- The Washington Times - Tuesday, February 13, 2001

It's tough enough to be a teen-ager in America. Try being one in a foreign country.

"Teen-agers live and die by fitting in," says J. Stewart Black, author of "So You're Going Overseas" and a professor of business administration at the University of Michigan. "In a new country, it's doubly hard. All normal social dynamics are exacerbated because there is so much uncertainty. The biggest thing I've found is that parents really have to stay in touch and in tune with teens" when a family moves abroad.

This, perhaps, is easier said than done, says Mr. Black, who also serves as managing director of the Center for Global Assignments, a consulting and research firm based in San Diego. On average, he says, expatriate children have a looser connection with their parents than their stateside peers enjoy with their parents.

The working parent abroad usually is busier and travels more than he or she did back home, Mr. Black says. The parent who is not working is dealing with all sorts of adjustment issues from groceries to paying bills frequently without the help of the overworked or absentee partner.

"So the kids are left more to themselves, and now they're more vulnerable," he says. "Fitting in and being accepted is harder, so whether it's throwing rocks or drug abuse, the pressures are much higher."

The rock-throwing incident to which Mr. Black refers occurred last February. Three teen-age sons of U.S. servicemen stationed in Darmstadt, Germany, were convicted of murder and attempted murder after they tossed rocks from an overpass, striking and killing two women and injuring several others. Psychologists and commentators worldwide tried to explain the mind-set of the defendants by focusing on the sense of isolation often experienced by overseas personnel.

But not all teens living abroad have adjustment problems.

Jimmy Wackerbarth says he didn't feel so isolated when he lived in Brazil and Poland. Mr. Wackerbarth, 18, is the son of a foreign-service officer. A senior at George Mason High School in Falls Church, the teen lived in Brazil for several years during the mid-1990s. Before that, he lived in Poland.

"It wasn't so difficult," he says. "We were around other foreign-service kids and other international kids."

His mother, Cindy Wackerbarth, says international children "are always out there getting along with everybody; they have the ability to relate, because they've had to."

She says she believes that the cultural environment of Brazil was safe for her son although "sometimes he would be invited to birthday parties that would last until 2, 3 or 4 o'clock in the morning, but they were always well-supervised."

But parents who have been stationed in other countries often express concern about looser restrictions on drugs, alcohol, pornography and tobacco.

Rosalind Kalb, a clinical psychologist and co-author of "Moving Your Family Overseas," lived with her family in Tokyo during the mid-1980s.

"You could buy liquor from a vending machine, and that was an issue for families with teens," she says.

And in Hong Kong, she remembers, "lots of the families had maids living in the home. The parents in these families were doing a lot of traveling, so teen-agers were being supervised by these people. That's not the job of the person there to manage your household. It's too much responsibility."

But before teen-agers can have any experiences overseas positive or negative their parents first must get them there. And just uprooting teen-agers from their home and friends can be likened to riding a mule away from the barn.

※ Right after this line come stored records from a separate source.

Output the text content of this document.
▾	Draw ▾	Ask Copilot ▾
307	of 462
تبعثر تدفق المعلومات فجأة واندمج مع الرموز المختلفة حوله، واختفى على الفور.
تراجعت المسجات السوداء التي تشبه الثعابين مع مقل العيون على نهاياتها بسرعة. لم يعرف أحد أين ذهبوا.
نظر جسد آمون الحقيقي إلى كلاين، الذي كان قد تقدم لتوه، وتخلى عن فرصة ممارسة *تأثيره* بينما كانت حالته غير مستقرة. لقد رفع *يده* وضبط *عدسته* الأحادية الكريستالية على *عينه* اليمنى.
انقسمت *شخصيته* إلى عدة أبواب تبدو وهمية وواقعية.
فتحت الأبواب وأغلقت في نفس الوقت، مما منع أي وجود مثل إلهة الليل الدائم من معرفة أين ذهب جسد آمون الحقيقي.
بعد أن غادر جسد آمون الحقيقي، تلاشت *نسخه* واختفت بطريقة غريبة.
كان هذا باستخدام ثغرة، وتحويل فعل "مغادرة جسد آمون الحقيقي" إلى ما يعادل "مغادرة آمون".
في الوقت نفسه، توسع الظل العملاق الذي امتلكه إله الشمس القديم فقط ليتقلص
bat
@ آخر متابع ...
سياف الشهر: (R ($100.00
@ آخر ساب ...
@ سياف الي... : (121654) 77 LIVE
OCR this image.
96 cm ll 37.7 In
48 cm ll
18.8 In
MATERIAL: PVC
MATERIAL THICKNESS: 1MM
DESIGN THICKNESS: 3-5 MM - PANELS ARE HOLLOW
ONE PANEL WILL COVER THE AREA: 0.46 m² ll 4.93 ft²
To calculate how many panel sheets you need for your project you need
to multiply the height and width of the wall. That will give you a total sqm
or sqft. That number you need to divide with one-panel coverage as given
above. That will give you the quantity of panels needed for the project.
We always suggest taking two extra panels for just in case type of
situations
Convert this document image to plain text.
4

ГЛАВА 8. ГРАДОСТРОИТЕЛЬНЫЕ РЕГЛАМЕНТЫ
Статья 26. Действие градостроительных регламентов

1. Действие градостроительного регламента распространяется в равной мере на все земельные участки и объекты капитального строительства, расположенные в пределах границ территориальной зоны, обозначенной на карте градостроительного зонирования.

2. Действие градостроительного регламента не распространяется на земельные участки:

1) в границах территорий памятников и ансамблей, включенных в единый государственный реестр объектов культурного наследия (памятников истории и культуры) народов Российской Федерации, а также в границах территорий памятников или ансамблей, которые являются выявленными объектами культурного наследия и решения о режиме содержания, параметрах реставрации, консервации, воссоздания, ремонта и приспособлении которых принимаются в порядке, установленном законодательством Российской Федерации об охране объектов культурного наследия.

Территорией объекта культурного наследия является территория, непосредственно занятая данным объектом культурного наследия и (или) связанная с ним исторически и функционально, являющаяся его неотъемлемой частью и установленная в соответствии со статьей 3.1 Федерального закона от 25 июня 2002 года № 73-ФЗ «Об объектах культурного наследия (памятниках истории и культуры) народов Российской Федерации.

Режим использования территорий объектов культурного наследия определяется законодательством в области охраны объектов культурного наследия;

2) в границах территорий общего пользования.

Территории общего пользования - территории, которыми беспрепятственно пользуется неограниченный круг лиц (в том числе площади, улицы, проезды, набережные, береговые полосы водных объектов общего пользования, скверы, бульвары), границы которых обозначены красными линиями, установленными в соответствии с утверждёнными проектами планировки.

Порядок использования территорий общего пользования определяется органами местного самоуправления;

"Families with teen-age children can have a hard time," says Anita Komlos, national director for business development for Berlitz Cross-Cultural, based in Princeton, N.J. Teen-agers, she says, "are already set in their peer structure and hobbies and after-school stuff. They resent the parents because they have to give up everything in their lives for the parents' career. They are very, very, very resistant."

Faye Barnes, director of the State Department's Family Liaison Office, advises relocating parents with teen-agers to check out the school situation at the Office of Overseas Schools, which is open to American business, too, by accessing the Department of State Web site. Contact someone else in that country to find out what the social scene is for teens, she says. Call the embassy of the country to which you are assigned and see if they have any cultural information they might be able to share with young people.

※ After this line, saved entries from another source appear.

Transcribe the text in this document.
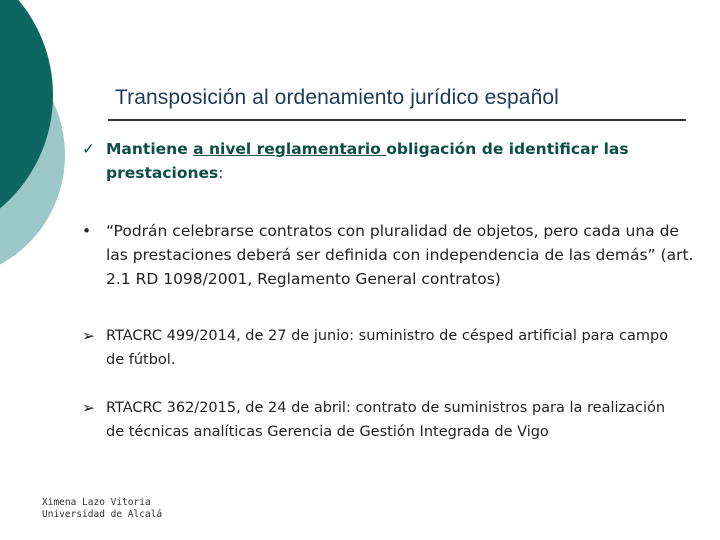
Transposición al ordenamiento jurídico español
✓ Mantiene a nivel reglamentario obligación de identificar las prestaciones:
• “Podrán celebrarse contratos con pluralidad de objetos, pero cada una de las prestaciones deberá ser definida con independencia de las demás” (art. 2.1 RD 1098/2001, Reglamento General contratos)
➢ RTACRC 499/2014, de 27 de junio: suministro de césped artificial para campo de fútbol.
➢ RTACRC 362/2015, de 24 de abril: contrato de suministros para la realización de técnicas analíticas Gerencia de Gestión Integrada de Vigo
Ximena Lazo Vitoria
Universidad de Alcalá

Lastly, says Ms. Barnes, since American things may not be readily available overseas, "I'd let teens have a pretty good shop before they leave here let them get all their music, clothes and things important to them. I'd let them have a pretty good feast on that."

Just as it is for other members of the family, says Ms. Barnes, "it's a lot easier for teen-agers to move overseas than to move back, because the other foreigners are more welcoming, more open. They remember what it's like to move. But in American high schools, we do not have a transient environment like overseas schools have, so the kids are not used to it."

Mr. Wackerbarth and his foreign-service peers have found relief with AWOL. Short for Around the World in a Lifetime, AWOL is a social and support group for foreign-service teen-agers who have returned to the United States.

Members of the group get together several times a month for activities or discussions maybe just to talk about taking that first step onto the campus of a U.S. high school after moving back from an overseas assignment.

"It's hard to come back to the place you think you're from," he says. "I really didn't know what to expect from the kids back here what was cool, what was not. It's kind of intimidating, and AWOL has helped. But besides that, you just have to deal with it."